First of all thanks for offering help. It is greatly appreciated because it is sometimes hard to verify special cases that some users are facing (especially with very big solutions).
Actually there are multiple ways do diagnose issues with performance. As @NickCraver mentioned VS2019 comes along with the notification for delaying extensions. I am not 100 percent sure if this is only related to UI hangs and startup performance or if it also detects performance issues when building things, because that was one of the major issues that have been fixed in the latest preview of BuildVision.
The other profiling opportunity is to use PerfView which can sometimes be a bit tricky.
I don´t know if there are any other blogposts, tools or docs on proper performance profling for extensions, but maybe @MadsKristensen knows if there is something new in this space. During the Meet-Up in Redmond in May this was one of the major points afaik that extension devs are missing. Maybe there is good news :)?
Beside those things:
Did you already give it a try? How big are the solutions that you are usually using? Because the real performance issues start >100 projects, so if you are working with that kind of solutions it would really help to get some insights.

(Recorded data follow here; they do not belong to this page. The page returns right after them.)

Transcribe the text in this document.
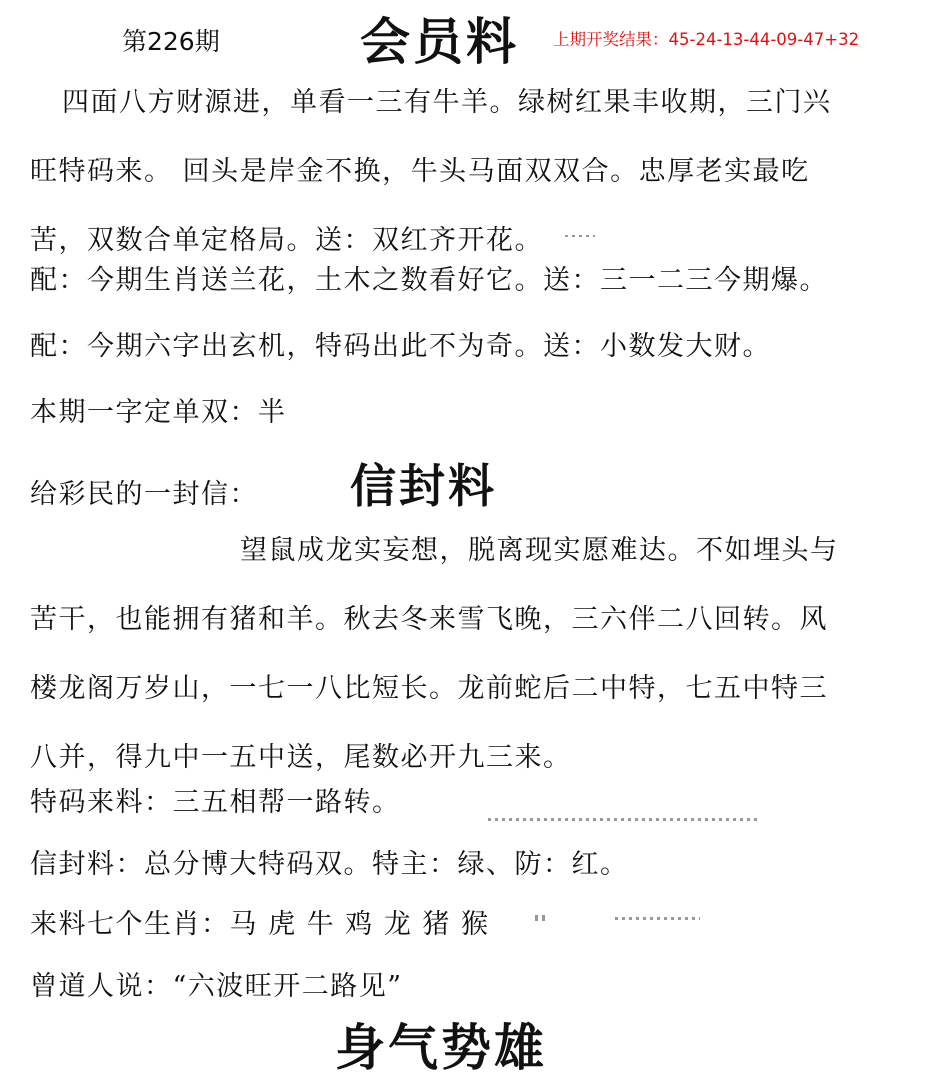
第226期	会员料 上期开奖结果：45-24-13-44-09-47+32
四面八方财源进，单看一三有牛羊。绿树红果丰收期，三门兴
旺特码来。 回头是岸金不换，牛头马面双双合。忠厚老实最吃
苦，双数合单定格局。送：双红齐开花。
配：今期生肖送兰花，土木之数看好它。送：三一二三今期爆。
配：今期六字出玄机，特码出此不为奇。送：小数发大财。
本期一字定单双：半
给彩民的一封信： 信封料
望鼠成龙实妄想，脱离现实愿难达。不如埋头与
苦干，也能拥有猪和羊。秋去冬来雪飞晚，三六伴二八回转。风
楼龙阁万岁山，一七一八比短长。龙前蛇后二中特，七五中特三
八并，得九中一五中送，尾数必开九三来。
特码来料：三五相帮一路转。
信封料：总分博大特码双。特主：绿、防：红。
来料七个生肖：马 虎 牛 鸡 龙 猪 猴
曾道人说：“六波旺开二路见”
身气势雄
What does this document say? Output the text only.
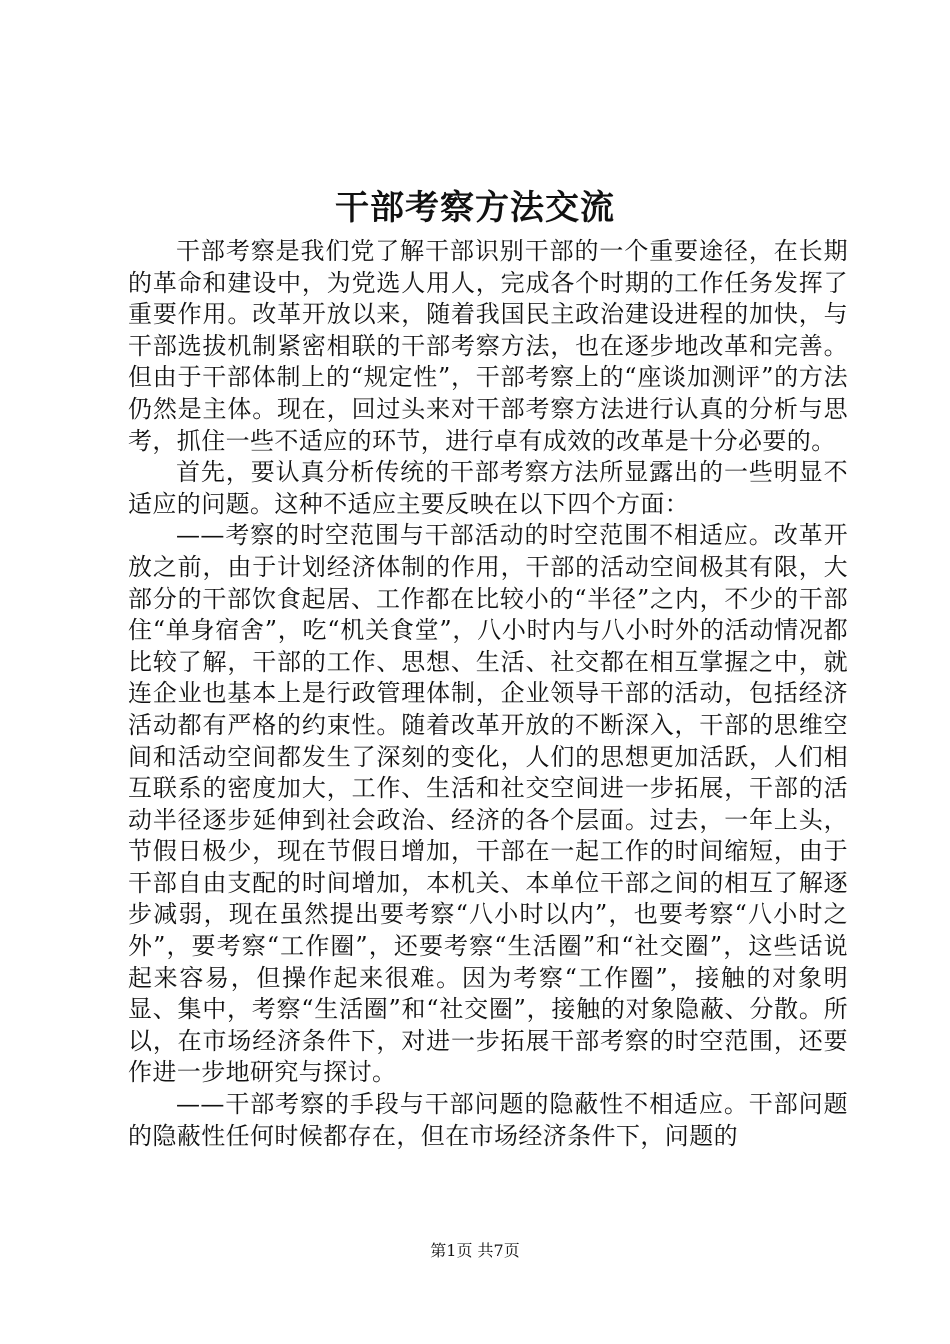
干部考察方法交流

干部考察是我们党了解干部识别干部的一个重要途径，在长期的革命和建设中，为党选人用人，完成各个时期的工作任务发挥了重要作用。改革开放以来，随着我国民主政治建设进程的加快，与干部选拔机制紧密相联的干部考察方法，也在逐步地改革和完善。但由于干部体制上的“规定性”，干部考察上的“座谈加测评”的方法仍然是主体。现在，回过头来对干部考察方法进行认真的分析与思考，抓住一些不适应的环节，进行卓有成效的改革是十分必要的。

首先，要认真分析传统的干部考察方法所显露出的一些明显不适应的问题。这种不适应主要反映在以下四个方面：

——考察的时空范围与干部活动的时空范围不相适应。改革开放之前，由于计划经济体制的作用，干部的活动空间极其有限，大部分的干部饮食起居、工作都在比较小的“半径”之内，不少的干部住“单身宿舍”，吃“机关食堂”，八小时内与八小时外的活动情况都比较了解，干部的工作、思想、生活、社交都在相互掌握之中，就连企业也基本上是行政管理体制，企业领导干部的活动，包括经济活动都有严格的约束性。随着改革开放的不断深入，干部的思维空间和活动空间都发生了深刻的变化，人们的思想更加活跃，人们相互联系的密度加大，工作、生活和社交空间进一步拓展，干部的活动半径逐步延伸到社会政治、经济的各个层面。过去，一年上头，节假日极少，现在节假日增加，干部在一起工作的时间缩短，由于干部自由支配的时间增加，本机关、本单位干部之间的相互了解逐步减弱，现在虽然提出要考察“八小时以内”，也要考察“八小时之外”，要考察“工作圈”，还要考察“生活圈”和“社交圈”，这些话说起来容易，但操作起来很难。因为考察“工作圈”，接触的对象明显、集中，考察“生活圈”和“社交圈”，接触的对象隐蔽、分散。所以，在市场经济条件下，对进一步拓展干部考察的时空范围，还要作进一步地研究与探讨。

——干部考察的手段与干部问题的隐蔽性不相适应。干部问题的隐蔽性任何时候都存在，但在市场经济条件下，问题的

第1页 共7页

I have not had any issues with up to 42 projects.
@nickcraver mentioned your tool on Twitter over the weekend [1] [2], and I had never heard of it before. The performance issues he mentioned worry me, because we're moving to AWS Workspaces for all developer machines, and we know they're slightly slower than our current hardware.
Is there a good way to benchmark BuildVision and help improve its performance? I imagine it might take me a couple of months to ramp up, but this tool seems worth it long-term as it's exactly what I've always wanted.